Frequency distribution of height divided by width

Figure 1 shows the frequency distribution of the ratio of H/W where H = height and W = width of all 52,298 works in the data set by. It is noted that the measurements are for the external dimensions of the works, rather than the dimensions of the subject matter. Where H/W < 1, the works are described as ‘landscape’ oriented, although landscape need not be the subject matter. Where H/W > 1, works are ‘portrait’ oriented, although portraiture need not be the subject matter. Where H/W = 1, the work is ‘square’, so the frequency for ‘square’ works is necessarily at a point and not an interval. Figure 1 exhibits three major modes, with a fourth possible at 0.0 < H/W < 0.5, that is, ‘panoramic’ ratios, suggesting the outcome of artists’ conscious choices. The modality of the square works also suggests conscious choices by artists. To investigate this further, the two intervals either side of the point H/W = 1, that is, the intervals {0.95 < H/W < 1} and {1 > H/W > 1.05}, were both disaggregated into further tenths. Examination of these two sets of smaller sub-intervals shows that the sub-intervals for dimensions very close to H/W = 1 were avoided compared to the sub-intervals further away from perfectly square. This is evidence that if artists either choose a precisely square format or distance their works’ dimensions from it. Of the works in the data set, 54.27 % were landscape oriented, 41.74 % were portrait oriented and 3.99 % were exactly square. In addition, the frequency distribution of the portrait dimensions is far less peaked than that for landscape. These elements reflect the preferences of artists, but they may also reflect the influence of the market on artists.

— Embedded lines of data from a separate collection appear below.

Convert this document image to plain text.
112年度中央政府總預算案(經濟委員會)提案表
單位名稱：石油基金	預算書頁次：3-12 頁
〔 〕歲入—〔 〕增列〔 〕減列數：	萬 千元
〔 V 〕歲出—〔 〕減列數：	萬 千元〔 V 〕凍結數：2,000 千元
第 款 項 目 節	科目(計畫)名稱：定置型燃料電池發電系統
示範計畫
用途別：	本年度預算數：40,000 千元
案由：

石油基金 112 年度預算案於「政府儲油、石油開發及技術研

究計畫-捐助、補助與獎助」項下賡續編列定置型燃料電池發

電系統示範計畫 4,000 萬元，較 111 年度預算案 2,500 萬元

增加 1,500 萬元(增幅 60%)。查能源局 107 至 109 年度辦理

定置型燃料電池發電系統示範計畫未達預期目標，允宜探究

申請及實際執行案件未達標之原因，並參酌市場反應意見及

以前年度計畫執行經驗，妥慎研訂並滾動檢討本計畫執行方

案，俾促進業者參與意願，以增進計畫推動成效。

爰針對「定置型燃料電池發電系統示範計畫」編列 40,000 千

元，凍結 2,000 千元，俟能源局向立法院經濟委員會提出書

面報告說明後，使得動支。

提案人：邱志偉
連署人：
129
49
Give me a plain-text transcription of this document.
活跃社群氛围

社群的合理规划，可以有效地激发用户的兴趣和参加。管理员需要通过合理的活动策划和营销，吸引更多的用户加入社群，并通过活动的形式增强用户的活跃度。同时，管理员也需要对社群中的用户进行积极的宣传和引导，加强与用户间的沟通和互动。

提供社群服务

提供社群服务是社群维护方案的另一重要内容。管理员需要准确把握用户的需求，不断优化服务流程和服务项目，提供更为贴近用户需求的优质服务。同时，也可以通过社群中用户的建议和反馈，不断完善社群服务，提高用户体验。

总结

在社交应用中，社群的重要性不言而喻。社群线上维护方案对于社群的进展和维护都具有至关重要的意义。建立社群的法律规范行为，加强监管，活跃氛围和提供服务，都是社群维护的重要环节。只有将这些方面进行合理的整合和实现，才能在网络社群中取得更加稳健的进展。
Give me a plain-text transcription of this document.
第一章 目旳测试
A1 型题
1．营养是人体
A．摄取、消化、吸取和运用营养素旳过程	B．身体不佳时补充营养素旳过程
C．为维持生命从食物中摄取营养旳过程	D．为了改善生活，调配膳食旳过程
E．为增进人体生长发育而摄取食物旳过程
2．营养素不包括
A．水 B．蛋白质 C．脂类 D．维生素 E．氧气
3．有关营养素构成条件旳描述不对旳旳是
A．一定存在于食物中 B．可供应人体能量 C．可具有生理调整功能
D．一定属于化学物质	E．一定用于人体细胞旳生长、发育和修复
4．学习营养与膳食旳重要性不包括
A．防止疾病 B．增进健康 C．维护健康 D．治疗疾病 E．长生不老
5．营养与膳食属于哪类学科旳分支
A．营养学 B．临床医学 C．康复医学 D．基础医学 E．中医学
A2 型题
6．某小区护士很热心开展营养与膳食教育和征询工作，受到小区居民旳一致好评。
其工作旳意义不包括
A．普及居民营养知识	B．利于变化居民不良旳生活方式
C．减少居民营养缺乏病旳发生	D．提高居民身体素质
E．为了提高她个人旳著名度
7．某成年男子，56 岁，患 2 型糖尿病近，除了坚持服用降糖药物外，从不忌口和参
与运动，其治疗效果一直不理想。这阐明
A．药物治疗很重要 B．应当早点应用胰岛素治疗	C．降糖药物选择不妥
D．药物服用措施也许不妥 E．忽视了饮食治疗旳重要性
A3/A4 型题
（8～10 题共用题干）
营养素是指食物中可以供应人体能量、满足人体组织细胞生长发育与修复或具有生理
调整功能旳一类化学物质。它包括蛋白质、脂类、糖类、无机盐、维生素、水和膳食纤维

The golden ratio has little supporting theory, but it is of interest because it belongs to a long established Western aesthetic tradition (Boselie 1992; Green 1995; Shortess et al. 1997; Silvia and Barona 2009). Thus, artists and architects are argued to have proportioned their works to golden ratio precepts since at least the classical Greek period (Green 1995). And, unusually for an aesthetic attribute, it can be measured. The golden ratio exists for an artwork if and only if: H/W = (H + W)/H and H, W > 0 and H > W. This yields a unique solution for the ratio of H to W, the irrational number phi, Φ = 1.618034 (Livio 2003). When H > W, the work has a portrait orientation. If H < W, it has a landscape orientation, with H/W = (H + W)/W = 0.618034. There are many studies of the golden ratio in the arts (Boselie 1992; Macrosson and Strachan 1997) and perception literature (Benjafield 2000; Boselie 1984; Green 1995; Ohta 1999; Russell 2000), some arguing that recognition of the golden ratio is innate. The empirical studies among these are all experimental, analysing choices in the absence of significant incentives. Such incentives exist in art auctions. The distribution and its’ modalities in Fig. 1 indicate that whatever the incentives they face, (Australian) artists are not concerned with the golden ratio. The mode for landscape-oriented works is the interval 0.75–0.8, as opposed to the 0.60–0.65 interval that contains the golden ratio, H/W = 0.618. The portrait-oriented mode is the interval 1.35–1.4, whereas the golden ratio interval is H/W > 1.55, containing H/W = 1.618. Only a lexicographic preference ordering in which the golden ratio was dominant for all artists would see all works created conform to its proportions. Dimensions differ not only due to artists’ preferences, but also due to idiosyncratic subject matter, or specific locations that dictate unusual dimensions. One such idiosyncratically dimensioned and portrait-oriented work in these data is a head and neck portrait of a giraffe by Whiteley. In general, it is expected that idiosyncratically dimensioned works will attract lower prices in a secondary auction market. So, not all works will adhere to one set of proportions. This means that even if the golden ratio hypothesis holds, we expect departures from it for artistic and other reasons. It is what purchasers are prepared to pay that illuminates preferences for the golden ratio and other dimensions.

3 Model specification

A standard form of the hedonic price equation is used:

$$ Y_{kt} = f(X_{1kt} , \ldots ,X_{mkt} , \ldots ,X_{Mkt} ,g(t)) + \varepsilon_{kt} $$
(1)

where Y kt , the dependent variable is the natural logarithm of the price of a work k (\( k = 1, \ldots ,K \)) sold in year and quarter t (\( t = 1, \ldots ,T \)), X mkt are the measurable characteristics m (\( m = 1, \ldots ,M \)) of a work k at time t, g(t) is a function of time such as a price index and an error term \( \varepsilon \sim N(0,\Upsigma_{k} \otimes I_{T} ) \).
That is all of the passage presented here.